About Me

I am presently an Astronomy PhD candidate at The Ohio State University (OSU). I work with Professor Scott Gaudi on the detection and characterization of transiting exoplanets. My research goals include constraining the composition of small, terrestrial exoplanets by combining precise radii, masses, and host star chemical abundances.

Using data from the Kilodegree Extremely Little Telescope (KELT) survey and the Transiting Exoplanet Survey Satellite (TESS), I led the discovery of two ultra short-period hot Jupiters, KELT-25b and KELT-26b. Previously, I worked with Professor Laura Lopez studying the variability and flare rates of M-dwarf stars using data from the All-Sky Automated Survey for SuperNovae (ASAS-SN). During that time, in collaboration with the ASAS-SN team, I also led the discovery of a powerful flare on a previously undiscovered M dwarf.

I obtained a bachelors and master's degree in Physics at the University of Puerto Rico, Río Piedras. For my master's thesis, I worked under the supervision of Professor Sarah Ballard on the characterization of M-dwarf exoplanet hosts using near-infrared spectroscopy. I enjoy science outreach and mentoring and have mentored OSU undergraduates and high school students. In my spare time, I enjoy playing piano, painting, and learning languages.
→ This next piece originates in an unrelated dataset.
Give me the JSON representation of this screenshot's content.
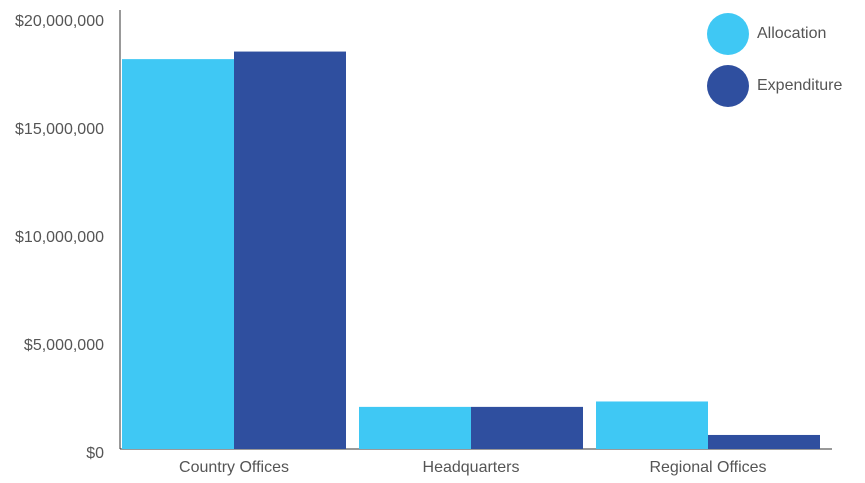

For more details about my interests and contributions, read my CV .


I broadly study exoplanets, which are planets orbiting stars other than the Sun, to try to understand their individual properties, structure, and composition. Currently at OSU, I work with Professor Scott Gaudi on precisely characterizing small, terrestrial exoplanets (Earth-sized or Super Earths) in order to understand their structure, composition, and formation. I have also worked on a variety of projects (see below for a brief overview of each).

See my publications through ADS here.

Hot Jupiters Around Hot Stars
Last year, I worked on the characterization of two ‘hot Jupiters’ (Jupiter-sized planets in short-period orbits), discovered by the KELT collaboration and observed by TESS. KELT-25b and KELT-26b are both very close to their A-type parent stars, resulting in extremely high equilibrium temperatures and inflated atmospheres. These objects represent good opportunities for follow-up atmospheric characterization. For more details about this work, please read the publication here.

M-dwarf Flares
M dwarf stars are the coolest (temperature-wise) and the most common type of star, comprising about 75% of all stars in the Milky Way. These stars are very magnetically active compared to hotter stars, and they exhibit star spots, coronal mass ejections, and stellar flares that are detectable across all wavelengths. Flares are powerful bursts of energy that result from magnetic lines reconnecting in the surface of stars. These events not only complicate the search for exoplanets around M dwarfs, but also have important implications for the emergence and evolution of life on such planets. Studies have shown that persistent and energetic flares can have adverse effects on the atmospheres of planets around M dwarfs. Under the guidance of Professor Laura Lopez, we studied ~90% of the known M dwarfs in the northern hemisphere with the ASAS-SN survey, finding that the later-type M dwarfs are generally more active than the earlier (hotter) stars. Read more about our work here.

M-dwarf Planet Hosts from K2
As a student at the University of Puerto Rico, under the mentorship of Professor Sarah Ballard, I characterized a sample of M dwarfs with confirmed exoplanets from the K2/Kepler mission. We determined the physical properties of these stars by employing empirical relationships between the equivalent width of certain spectral features in the near-infrared and their radii, temperatures and luminosities. From the derived properties of the stars, we determined the radii and equilibrium temperatures of the planets transiting them. For more details, read the publication here.


I enjoy teaching and sharing my enthusiasm for space with the public. At OSU, I have been a mentor for the Polaris program, which creates a more equitable, diverse, and accessible experience to undergraduates in Physics and Astronomy by providing individualized mentoring and useful resources for their career. Currently, I am mentoring a high school student as part of the SciAccess Zenith Mentorship Program, in collaboration with the Ohio State School for the Blind.

At OSU, I have participated in the Astronomy Department’s outreach activities, such as the Friends of Ohio State Astronomy and Astrophysics (FOSAA) annual event, and regularly participate in the Diversity Journal Club discussions.

Recently, I was a panelist for the OSU Monthly Movie Night event, where I discussed the science behind The Martian. I was also recently invited to serve as a panelist for a “Women in Space” webinar to answer space and career related questions to middle- and high school students.